Côte au vent, côte sous le vent : l’importance des vents et de la pluie dans le façonnage des paysages de l’île

C’est par une différence marquée entre une côte au vent très arrosée et une côte sous le vent très sèche que se façonnent des paysages étonnamment contrastés à La Réunion. Aussi est-il nécessaire de comprendre l’origine de ces précipitations si irrégulières dans l’espace, liées au jeu des vents. Cette compréhension est d’autant plus nécessaire à La Réunion que le jeu des nuages est souvent un vrai spectacle qui fait indissociablement partie des paysages que l’on observe.
Trois types de vents conjuguent leur énergie pour répartir de façon très inégale les précipitations : les brises de mer/terre, les brises de pentes et les alizés.
La conjugaison de ces trois types de vents organise de façon caractéristique le cycle de l’eau sur une journée à La Réunion :
Finalement, la côte au vent, à l’Est, directement soumise aux alizés, présente une pluviométrie très importante quelle que soit la saison. La côte sous le vent, à l’Ouest, protégée par les reliefs de l’île, est à l’abri des alizés. Le climat y est beaucoup moins humide, les régimes de brise sont prédominants. Entre Est et Ouest, les différences de précipitations sont caricaturales. Sur un mois plusieurs mètres d’eau peuvent tomber sur la côte Est alors que pas une goutte ne tombera sur la côte Ouest.
Le site impressionnant de Takamaka, qui bat les records mondiaux de pluie (Photo : Jean de Tombeur).
À l’est, deux zones sont particulièrement arrosées : la région de Takamaka (7 m/an) et tout l’est du volcan ou l’on enregistre les valeurs les plus élevées (plus de 11 m/an sur les Hauts de Sainte-Rose). L’île possède tous les records mondiaux de pluies pour les périodes comprises entre 12 heures et quinze jours. Par exemple, lors du cyclone Hyacinthe en janvier 1980, il est tombé : 1,17 m d’eau en 12 heures à Grand Ilet le 26, 6,08 m d’eau en 15 jours à Commerson entre le 14 et le 28.
Les couleurs chaudes de la côte sous le vent, ici à Piton Saint-Leu.
La savane en train de « s’armer », photo octobre 2006.

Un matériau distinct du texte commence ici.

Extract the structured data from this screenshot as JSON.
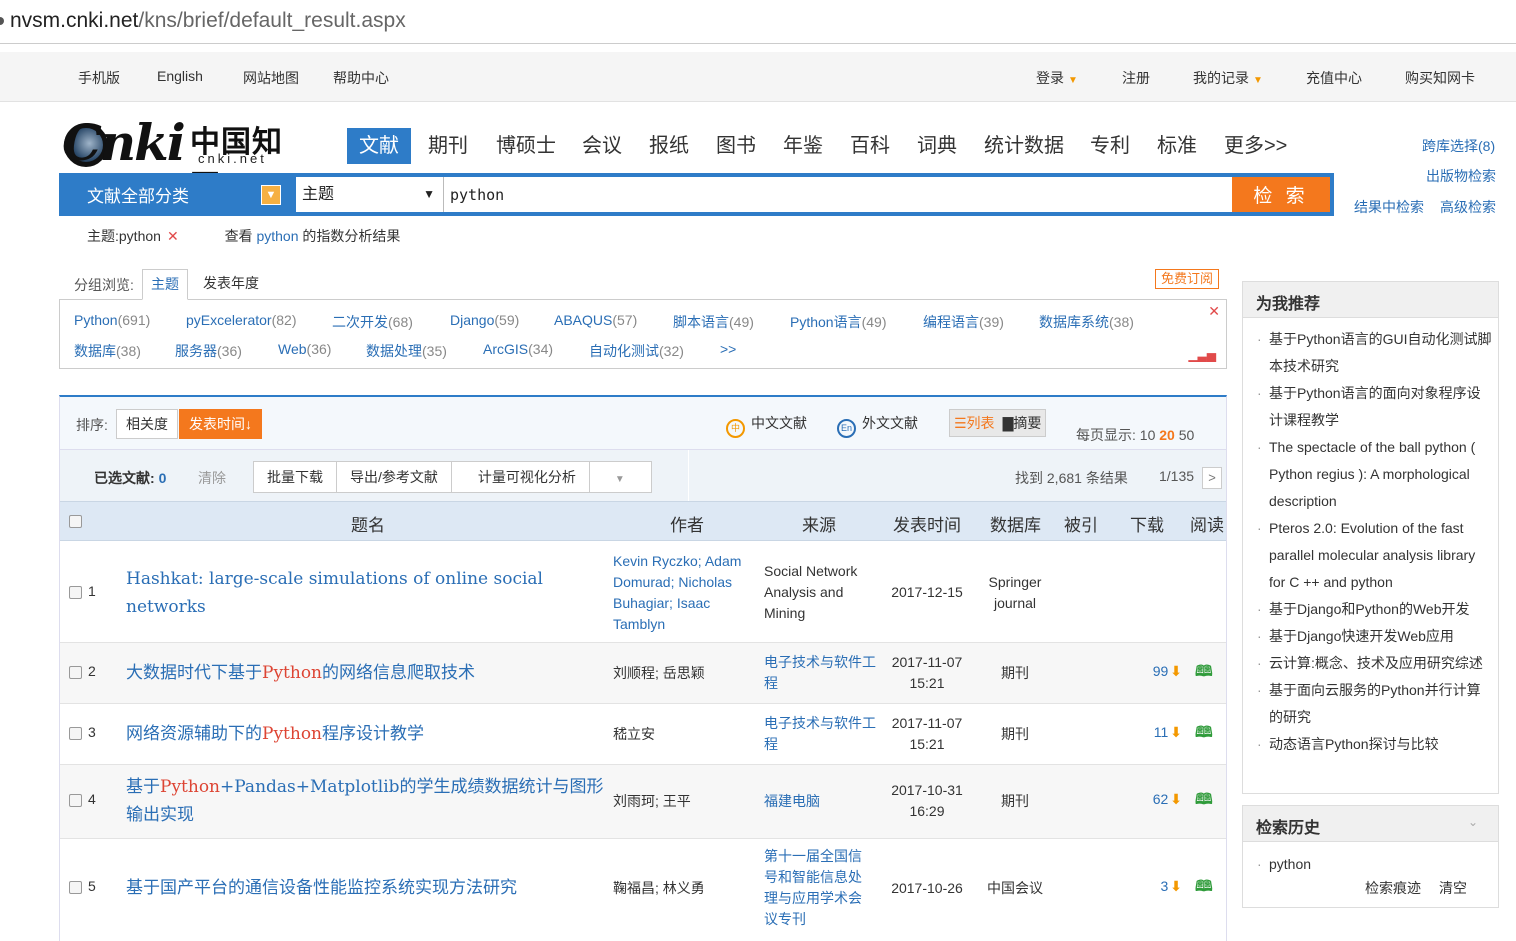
{
  "browser": {
    "url_host": "nvsm.cnki.net",
    "url_path": "/kns/brief/default_result.aspx"
  },
  "topnav": {
    "left": [
      "手机版",
      "English",
      "网站地图",
      "帮助中心"
    ],
    "login": "登录",
    "register": "注册",
    "my_records": "我的记录",
    "recharge": "充值中心",
    "buy_card": "购买知网卡"
  },
  "logo": {
    "brand": "Cnki",
    "chinese": "中国知网",
    "domain": "cnki.net"
  },
  "db_tabs": [
    "文献",
    "期刊",
    "博硕士",
    "会议",
    "报纸",
    "图书",
    "年鉴",
    "百科",
    "词典",
    "统计数据",
    "专利",
    "标准",
    "更多>>"
  ],
  "right_links": {
    "cross": "跨库选择(8)",
    "pub_search": "出版物检索",
    "in_result": "结果中检索",
    "advanced": "高级检索"
  },
  "search": {
    "category": "文献全部分类",
    "field": "主题",
    "keyword": "python",
    "button": "检 索"
  },
  "crumbs": {
    "tag": "主题:python",
    "remove": "✕",
    "index_prefix": "查看",
    "index_kw": "python",
    "index_suffix": "的指数分析结果"
  },
  "group": {
    "label": "分组浏览:",
    "tab_subject": "主题",
    "tab_year": "发表年度",
    "free_sub": "免费订阅"
  },
  "topics": [
    {
      "name": "Python",
      "count": "(691)"
    },
    {
      "name": "pyExcelerator",
      "count": "(82)"
    },
    {
      "name": "二次开发",
      "count": "(68)"
    },
    {
      "name": "Django",
      "count": "(59)"
    },
    {
      "name": "ABAQUS",
      "count": "(57)"
    },
    {
      "name": "脚本语言",
      "count": "(49)"
    },
    {
      "name": "Python语言",
      "count": "(49)"
    },
    {
      "name": "编程语言",
      "count": "(39)"
    },
    {
      "name": "数据库系统",
      "count": "(38)"
    },
    {
      "name": "数据库",
      "count": "(38)"
    },
    {
      "name": "服务器",
      "count": "(36)"
    },
    {
      "name": "Web",
      "count": "(36)"
    },
    {
      "name": "数据处理",
      "count": "(35)"
    },
    {
      "name": "ArcGIS",
      "count": "(34)"
    },
    {
      "name": "自动化测试",
      "count": "(32)"
    },
    {
      "name": ">>",
      "count": ""
    }
  ],
  "sort": {
    "label": "排序:",
    "relevance": "相关度",
    "pubtime": "发表时间↓",
    "zh": "中文文献",
    "foreign": "外文文献",
    "view_list": "☰列表",
    "view_abstract": "▇摘要",
    "perpage_label": "每页显示:",
    "perpage": [
      "10",
      "20",
      "50"
    ]
  },
  "selbar": {
    "selected_label": "已选文献:",
    "selected_count": "0",
    "clear": "清除",
    "batch": "批量下载",
    "export": "导出/参考文献",
    "visual": "计量可视化分析",
    "found": "找到 2,681 条结果",
    "page": "1/135",
    "next": ">"
  },
  "table": {
    "headers": [
      "题名",
      "作者",
      "来源",
      "发表时间",
      "数据库",
      "被引",
      "下载",
      "阅读"
    ],
    "rows": [
      {
        "num": "1",
        "title_pre": "Hashkat: large-scale simulations of online social networks",
        "title_hl": "",
        "title_post": "",
        "author": "Kevin Ryczko; Adam Domurad; Nicholas Buhagiar; Isaac Tamblyn",
        "source": "Social Network Analysis and Mining",
        "date": "2017-12-15",
        "db": "Springer journal",
        "downloads": "",
        "read": ""
      },
      {
        "num": "2",
        "title_pre": "大数据时代下基于",
        "title_hl": "Python",
        "title_post": "的网络信息爬取技术",
        "author": "刘顺程; 岳思颖",
        "source": "电子技术与软件工程",
        "date": "2017-11-07 15:21",
        "db": "期刊",
        "downloads": "99",
        "read": "🕮"
      },
      {
        "num": "3",
        "title_pre": "网络资源辅助下的",
        "title_hl": "Python",
        "title_post": "程序设计教学",
        "author": "嵇立安",
        "source": "电子技术与软件工程",
        "date": "2017-11-07 15:21",
        "db": "期刊",
        "downloads": "11",
        "read": "🕮"
      },
      {
        "num": "4",
        "title_pre": "基于",
        "title_hl": "Python",
        "title_post": "+Pandas+Matplotlib的学生成绩数据统计与图形输出实现",
        "author": "刘雨珂; 王平",
        "source": "福建电脑",
        "date": "2017-10-31 16:29",
        "db": "期刊",
        "downloads": "62",
        "read": "🕮"
      },
      {
        "num": "5",
        "title_pre": "基于国产平台的通信设备性能监控系统实现方法研究",
        "title_hl": "",
        "title_post": "",
        "author": "鞠福昌; 林义勇",
        "source": "第十一届全国信号和智能信息处理与应用学术会议专刊",
        "date": "2017-10-26",
        "db": "中国会议",
        "downloads": "3",
        "read": "🕮"
      }
    ]
  },
  "sidebar": {
    "rec_title": "为我推荐",
    "recs": [
      "基于Python语言的GUI自动化测试脚本技术研究",
      "基于Python语言的面向对象程序设计课程教学",
      "The spectacle of the ball python ( Python regius ): A morphological description",
      "Pteros 2.0: Evolution of the fast parallel molecular analysis library for C ++ and python",
      "基于Django和Python的Web开发",
      "基于Django快速开发Web应用",
      "云计算:概念、技术及应用研究综述",
      "基于面向云服务的Python并行计算的研究",
      "动态语言Python探讨与比较"
    ],
    "hist_title": "检索历史",
    "hist_item": "python",
    "hist_trace": "检索痕迹",
    "hist_clear": "清空"
  }
}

À l’ouest, c’est sur le littoral qu’il pleut le moins, en particulier autour de Saint-Gilles-les-Bains (525 mm/an). La pluie peut être absente pendant plusieurs mois et tomber ensuite en abondance sur une courte période à la suite du passage d’une dépression ou d’un cyclone. La rareté de ces précipitations a donné lieu à un milieu sec qui enrichit le kaléidoscope des paysages de l’île : la forêt sèche à benjoins et lataniers, à peu près disparue, et la savane, entretenue par le pâturage et les feux ; c’est un paysage fragile, en voie de disparition du fait de l’urbanisation, de l’irrigation des terres et de la baisse de l’élevage provoquant des enfrichements de Prosopis ou Zepinard (Prosopis juliflora. Cet arbuste, originaire du Mexique et du nord de l’Amérique du Sud est maintenant naturalisé dans nombre de zones sèches des régions tropicales. Il a été introduit à La Réunion depuis Hawaii en 1913 pour nourrir le bétail avec les gousses. Ses rameaux sont garnis d’épines foliaires redoutables). La pluviosité augmente au fur et à mesure que l’on s’élève. On note ainsi, par exemple, un petit noyau pluvieux au niveau de la plaine des Makes (2 m/an).

Pour un secteur donné, quand on s’élève du littoral au sommet de l’île, les foyers de précipitations les plus intenses sur l’île, se rencontrent aux altitudes intermédiaires, entre 1000 et 2000 mètres : Plaines des Makes, Petite France, Takamaka, Hauts de Sainte-Rose et Forêt de Saint-Philippe. Ils favorisent le développement de la forêt.

La plage de l’Ermitage-les-Bains, abritée par le récif frangeant, 2022 (Observatoire photographique des paysages).
Le littoral rocheux sauvage vers Grand-Bois, côte sud.

L’écart climatique entre l’est et l’ouest contribue de façon essentielle à la diversité contrastée des paysages littoraux ; il explique pourquoi le « lagon » et les plages de sable blanc, issues des coraux du récif frangeant, se concentrent à l’ouest : il faut des conditions climatiques précises pour que le corail se développe, qu’il trouve sur la côte ouest ensoleillée et plus abritée ; à l’est, les vagues atteignent directement la côte, offrant un spectacle de jaillissement d’écume plus sauvage et non moins beau : radicalement contrasté.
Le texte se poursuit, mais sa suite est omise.